Gen. Sanchez Puts it Out


In an Associated Press article, retired Lt. Gen. Ricardo Sanchez who drove the bus in Iraq, said that the US mission in Iraq is a "nightmare with no end in sight".  Sanchez knows of what he speaks, as he commanded the coalition troops for a year, beginning in June 2003.

The condensed version of his comments are that the US State Department, the National Security Council, the Idiot Boy Administration and most of the other players had no clue what to do with a fractured, invaded country.  The extra 30,000 troops are a "desperate attempt" to make up for years of misguided policies in Iraq.

One could claim a degree of bitterness in Sanchez’s comments, as the Abu Ghraib School of Photography was opened on his watch and he had to work with Paulie Bremner, of the Coalition Provision Authority.  Bremner was the hand-picked fixer of the President Jo Jo The Idiot Boy and Bremner needed nearly 800,000 pounds of cash, by the pallet load, shipped to Iraq to pay for photocopies and pencils.

Nonetheless, Lt. Gen. Sanchez has nailed it.  When asked by a reporter when he knew the mission was going pear-shaped, he replied "about the 15th of June, 2003"  This would be the day he got off the plane in Baghdad to take the keys to the bus.

At a strategic and conceptual level, the Iraq deal should have been over by 2005 at the latest.  Go in, kick Saddam off the chair, set up the new government, get out.  That didn’t happen because the private industries associated with the invasion saw exactly how much money they could make. 

Supposedly the whole Iraq reconstruction was going to be funded by oil revenues.  Oil revenue is a fickle thing.  An Iraq government ministry could cut the US private interests out of the money stream.  It would be much better to have a US government source of cash, as the US government isn’t known for cutting their buddies out of the profits. 

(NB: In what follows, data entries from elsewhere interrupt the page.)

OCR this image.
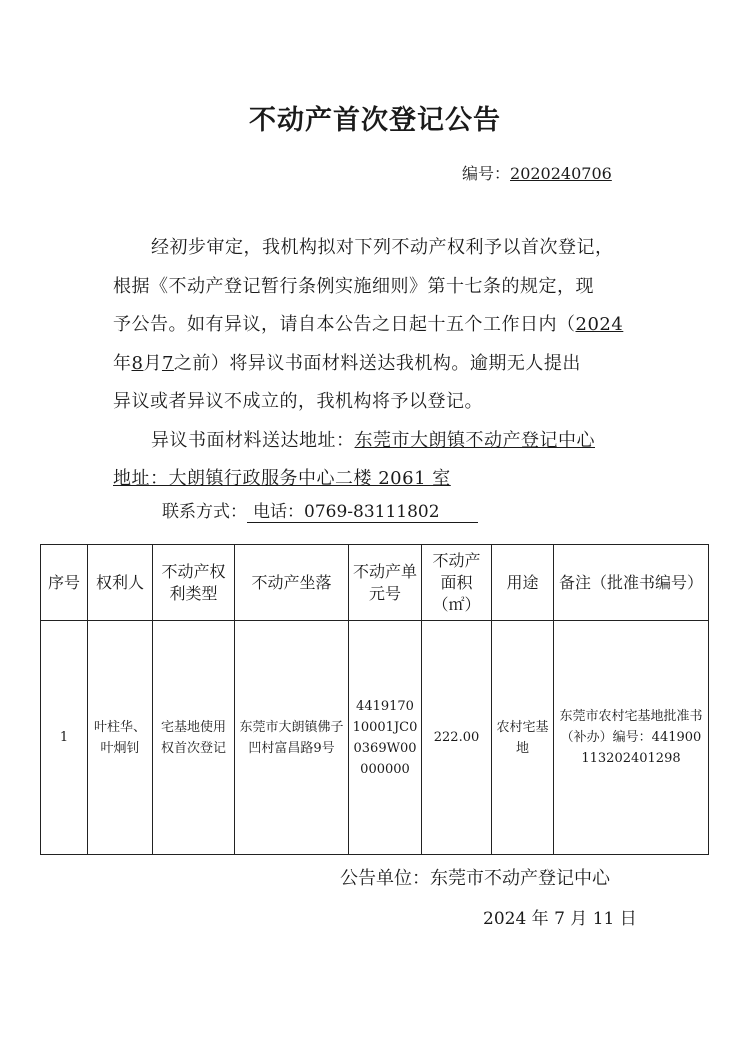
不动产首次登记公告
编号：2020240706
经初步审定，我机构拟对下列不动产权利予以首次登记，
根据《不动产登记暂行条例实施细则》第十七条的规定，现
予公告。如有异议，请自本公告之日起十五个工作日内（2024
年8月7之前）将异议书面材料送达我机构。逾期无人提出
异议或者异议不成立的，我机构将予以登记。
异议书面材料送达地址：东莞市大朗镇不动产登记中心
地址：大朗镇行政服务中心二楼 2061 室
联系方式： 电话：0769-83111802
序号	权利人	不动产权利类型	不动产坐落	不动产单元号	不动产面积（㎡）	用途	备注（批准书编号）
1	叶柱华、叶炯钊	宅基地使用权首次登记	东莞市大朗镇佛子凹村富昌路9号	441917010001JC00369W00000000	222.00	农村宅基地	东莞市农村宅基地批准书（补办）编号：441900113202401298
公告单位：东莞市不动产登记中心
2024 年 7 月 11 日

Therefore the US government must continue their reconstruction efforts.  Rather than relying on pallet-loads of cash Bremner-style, the private interests change where they send the invoices:  That would be the GSA in Washington DC.  Much closer than some office in Baghdad.

In the end, Lt. Gen. Ricardo Sanchez is right, the US mission in Iraq is a "nightmare with no end in sight"  As long as the United States is funding it, the nightmare won’t end.  The Military-Industrial Complex, in the United States (not Iraq, not Iran, not Saudi Arabia) won’t let it. 

Shut off the money and it ends.  Is there someone with the stones to do that?